Этими загадочными словами открывается Нагорная проповедь Учителя нашего Иисуса Христа, в которой содержатся все неизменные правила бытия, в которой и путь, и спасение, и жизнь для того, кто ищет пути, спасения, чистой жизни, кто понимает, что он не просто машина по переработке калорийного вещества.

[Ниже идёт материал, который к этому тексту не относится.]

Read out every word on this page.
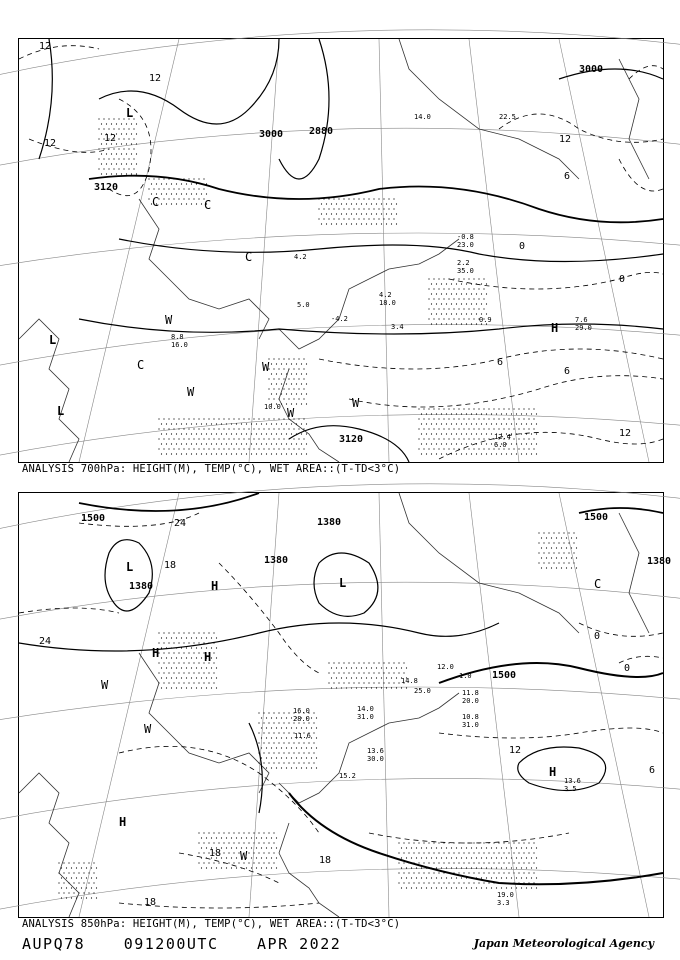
3000
3000	2880
3120
3120
12
12
12
12	12
12
0
0
6
6
6
L
L
L
H
C	C
C
C
W
W
W
W
W
10.0
5.0
4.2
18.0
3.4
0.9	7.6
29.0
2.2
35.0
12.4
6.0
-4.2
8.8
16.0
4.2
-0.8
23.0
14.0	22.5
ANALYSIS 700hPa: HEIGHT(M), TEMP(°C), WET AREA::(T-TD<3°C)
1500	1500
1500
1380
1380
1380
1380
24
24
18
18
18
18
12
0
0
6
L
L
H
H	H
H
H
C
W
W
W
15.2
11.6
14.0
31.0
13.6
30.0
10.8
31.0
11.8
20.0
13.6
3.5
19.0
3.3
16.0
28.0
1.0
14.8
12.0
25.0
ANALYSIS 850hPa: HEIGHT(M), TEMP(°C), WET AREA::(T-TD<3°C)
AUPQ78	091200UTC	APR 2022	Japan Meteorological Agency
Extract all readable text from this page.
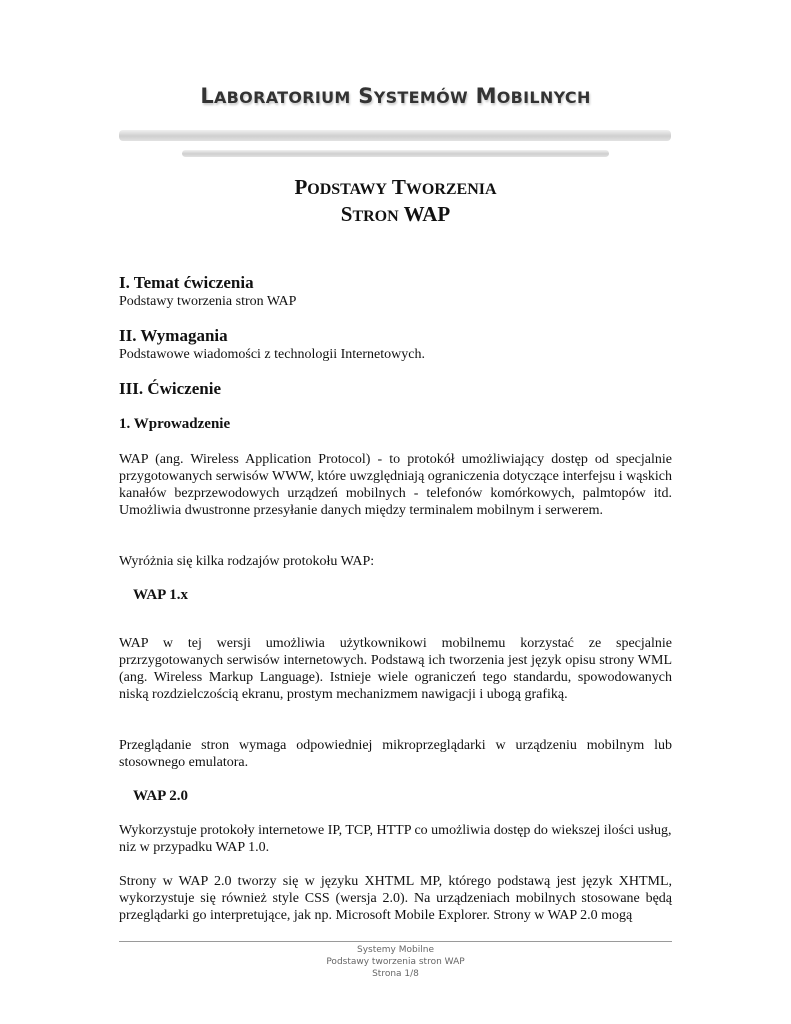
LABORATORIUM SYSTEMÓW MOBILNYCH
PODSTAWY TWORZENIA
STRON WAP
I. Temat ćwiczenia
Podstawy tworzenia stron WAP
II. Wymagania
Podstawowe wiadomości z technologii Internetowych.
III. Ćwiczenie
1. Wprowadzenie
WAP (ang. Wireless Application Protocol) - to protokół umożliwiający dostęp od specjalnie przygotowanych serwisów WWW, które uwzględniają ograniczenia dotyczące interfejsu i wąskich kanałów bezprzewodowych urządzeń mobilnych - telefonów komórkowych, palmtopów itd. Umożliwia dwustronne przesyłanie danych między terminalem mobilnym i serwerem.
Wyróżnia się kilka rodzajów protokołu WAP:
WAP 1.x
WAP w tej wersji umożliwia użytkownikowi mobilnemu korzystać ze specjalnie przrzygotowanych serwisów internetowych. Podstawą ich tworzenia jest język opisu strony WML (ang. Wireless Markup Language). Istnieje wiele ograniczeń tego standardu, spowodowanych niską rozdzielczością ekranu, prostym mechanizmem nawigacji i ubogą grafiką.
Przeglądanie stron wymaga odpowiedniej mikroprzeglądarki w urządzeniu mobilnym lub stosownego emulatora.
WAP 2.0
Wykorzystuje protokoły internetowe IP, TCP, HTTP co umożliwia dostęp do wiekszej ilości usług, niz w przypadku WAP 1.0.
Strony w WAP 2.0 tworzy się w języku XHTML MP, którego podstawą jest język XHTML, wykorzystuje się również style CSS (wersja 2.0). Na urządzeniach mobilnych stosowane będą przeglądarki go interpretujące, jak np. Microsoft Mobile Explorer. Strony w WAP 2.0 mogą
Systemy Mobilne
Podstawy tworzenia stron WAP
Strona 1/8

Если верить Нестору-летописцу, рассказавшему о путешествии Андрея Первозванного к докиевским берегам, учение Спасителя весьма скоро стало известно нашим далеким предкам, еще при жизни тех людей, которые сопутствовали Христу, но утвердилось почти тысячу лет спустя, когда первые Рюриковичи насильственно окрестили славянское население. Однако христианство как-то сразу впиталось в кровь, вполне овладело душой русского человека, и еще сам Владимир Креститель, недавний бражник, безобразник, братоубийца, державший несколько сот наложниц, говорил своим баронам, требовавшим казни бандитов с большой дороги, — дескать, боюсь греха. С одной стороны, это вовсе немудрено, что христианство воцарилось на Руси столь скоро и практически без борьбы, в то время как и в Римской империи, и в Западной Европе на это потребовались столетия, поскольку немного найдется народов в мире, чей национальный характер до такой степени отвечал бы чаяниям Христа, но, с другой стороны, немного найдется стран, где так трудно, накладно, невыгодно быть христианином, как на нашей святой Руси. А впрочем, тем-то и волшебна жизнедеятельность по Христу, что где легко, там вдруг и трудно, а где трудно, там, глядь, легко. Ну действительно, где еще открывается столько возможностей пожертвовать, пострадать, помилосердствовать и простить, сколько открывается их у нас, если иметь в виду наше нескончаемое военное состояние, наших бесконечных иродов, каиаф? Где еще так скверно обстоит дело с сокровищами из тех, что «ржа и моль истребляют, и воры подкапывают и крадут», если иметь в виду исконную нашу бедность? Где еще так легко получить по обеим щекам зараз, население так склонно жить по принципу «птиц небесных» и скопилась столь значительная популяция свиней, перед которыми не следует метать бисер, наконец, где еще отмечалось такое нашествие пророков, если иметь в виду русскую пословицу «Что ни мужик, то вера, что ни баба, то толк» и прямо-таки страсть к последнему изгибу немецкой мысли… И, между прочим, у нас до самого последнего времени называли «несчастными» уголовников, и всегда мы благодушествовали в первые дни вторжений, точно надеялись разойтись с неприятелем полюбовно, и Октябрьский переворот вышел, пожалуй, наиболее бескровным в истории революций.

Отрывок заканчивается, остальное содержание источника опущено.